Phizackerley Senior Scholarship in the Medical Sciences

Phizackerley Senior Scholarship in the Medical Sciences

The Phizackerley Senior Scholarship in the Medical Sciences is awarded annually on the basis of academic merit, normally for one year.

Type of award
Academic or academic-related
Eligibility or selection criteria

Open to graduates currently working in Oxford who are reading for a DPhil in Medical Sciences. Applicants will normally be in at least their second year of a three-year course or second/third year of a four-year course at the time of application.

Amount awarded

The value of the scholarship is £1,750 year and carries with it a College meal-deal entitlement package.

How and when to apply

All eligible candidates will be considered initially by the Phizackerley Senior Scholarship Awards Panel (Members: Balliol Medical Educators; Secretary: Student Finance Officer) in Hilary Term of each year. A shortlist for interview will be drawn up by the Panel having reviewed potential candidates’ work and research proposals, including supervisor reports through the Graduate Supervision Reporting System. Those shortlisted for interview by the Panel will be invited for interview by the Student Finance Officer early in Trinity Term. If an exceptional candidate is identified at the shortlisting stage, the award may be offered directly, the letter offering the award explaining the background as recorded at this Phizackerley Senior Scholarship webpage.

Further information

If you have any queries about the Phizackerley Senior Scholarship, please contact the Student Finance Officer.

Funding source(s)

The Phizackerley Senior Scholarship honours the clinical biochemist Paddy Phizackerley (Fellow and Tutor in Biological Sciences 1960–1994 and Emeritus Fellow 1994–2002).
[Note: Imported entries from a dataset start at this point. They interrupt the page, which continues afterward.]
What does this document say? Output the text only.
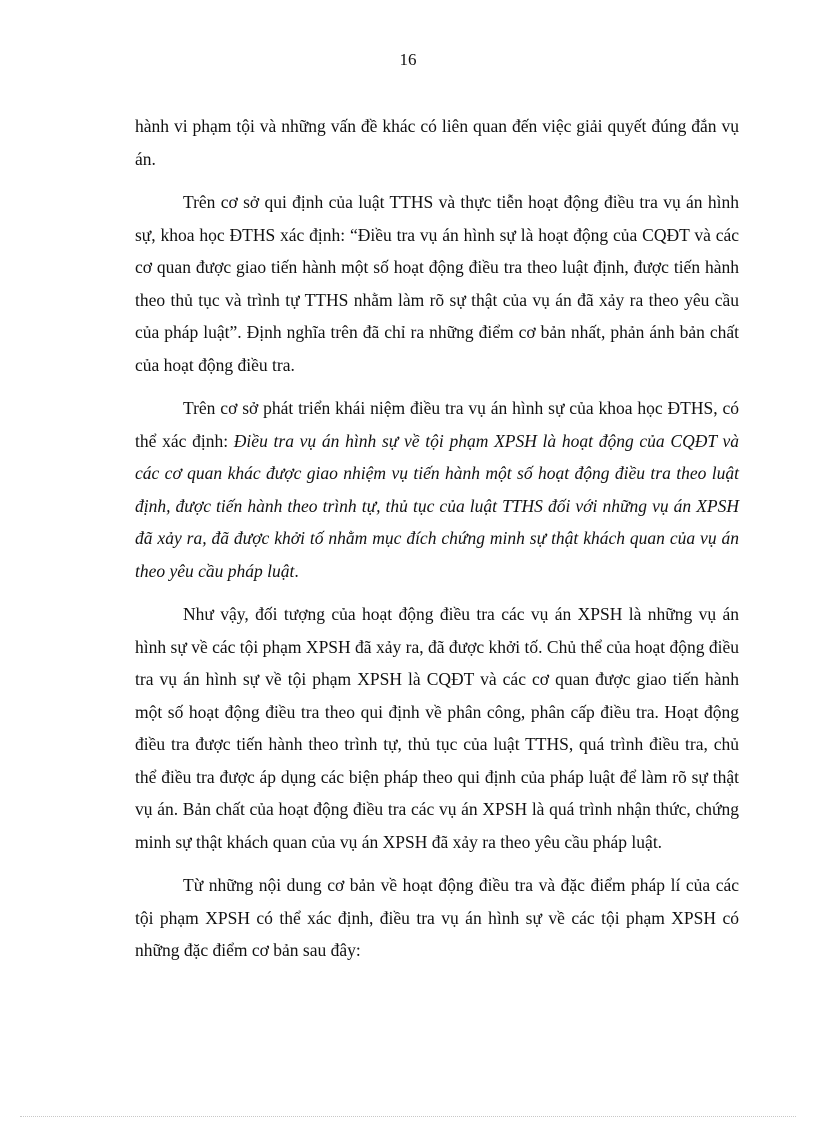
16

hành vi phạm tội và những vấn đề khác có liên quan đến việc giải quyết đúng đắn vụ án.

Trên cơ sở qui định của luật TTHS và thực tiễn hoạt động điều tra vụ án hình sự, khoa học ĐTHS xác định: “Điều tra vụ án hình sự là hoạt động của CQĐT và các cơ quan được giao tiến hành một số hoạt động điều tra theo luật định, được tiến hành theo thủ tục và trình tự TTHS nhằm làm rõ sự thật của vụ án đã xảy ra theo yêu cầu của pháp luật”. Định nghĩa trên đã chỉ ra những điểm cơ bản nhất, phản ánh bản chất của hoạt động điều tra.

Trên cơ sở phát triển khái niệm điều tra vụ án hình sự của khoa học ĐTHS, có thể xác định: Điều tra vụ án hình sự về tội phạm XPSH là hoạt động của CQĐT và các cơ quan khác được giao nhiệm vụ tiến hành một số hoạt động điều tra theo luật định, được tiến hành theo trình tự, thủ tục của luật TTHS đối với những vụ án XPSH đã xảy ra, đã được khởi tố nhằm mục đích chứng minh sự thật khách quan của vụ án theo yêu cầu pháp luật.

Như vậy, đối tượng của hoạt động điều tra các vụ án XPSH là những vụ án hình sự về các tội phạm XPSH đã xảy ra, đã được khởi tố. Chủ thể của hoạt động điều tra vụ án hình sự về tội phạm XPSH là CQĐT và các cơ quan được giao tiến hành một số hoạt động điều tra theo qui định về phân công, phân cấp điều tra. Hoạt động điều tra được tiến hành theo trình tự, thủ tục của luật TTHS, quá trình điều tra, chủ thể điều tra được áp dụng các biện pháp theo qui định của pháp luật để làm rõ sự thật vụ án. Bản chất của hoạt động điều tra các vụ án XPSH là quá trình nhận thức, chứng minh sự thật khách quan của vụ án XPSH đã xảy ra theo yêu cầu pháp luật.

Từ những nội dung cơ bản về hoạt động điều tra và đặc điểm pháp lí của các tội phạm XPSH có thể xác định, điều tra vụ án hình sự về các tội phạm XPSH có những đặc điểm cơ bản sau đây:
He made important contributions to clinical biochemistry – for instance, saving premature babies by devising an assay that enabled foetal lung maturity to be gauged before the onset of labour. He helped to develop the RAF Full Pressure Suit, which could protect aircrew against temperatures as low as -40°C, and discovered surfactant protein B, a key component of the fluid that lines the air spaces in the lung and keeps them from collapsing during respiration. He was also, Emeritus Fellow Denis Noble wrote in the Annual Record 2002, ‘one of the most distinguished, dedicated and well-loved Balliol Tutors of the twentieth century’: 'He had one of the sharpest and most penetrating of minds. The questioning, however, was always responsive to the student’s level. He could lead students on way beyond what they themselves might have thought possible. In tutorials, it did not matter whether the discussions strayed beyond its original time schedule. For Paddy, ‘getting to the bottom of it’ was always the goal . . . He was Tutor to about 100 Balliol medical students and 60 reading biochemistry . . . and all recall him with affection and respect far beyond the norm.'

One of these students (who preferred to remain anonymous), moved by his belief that 'PJRP' shaped his life, approached the College in 1994 to establish a graduate scholarship in ‘medical and closely allied sciences’, to be named after his tutor in a gesture of respect and affection.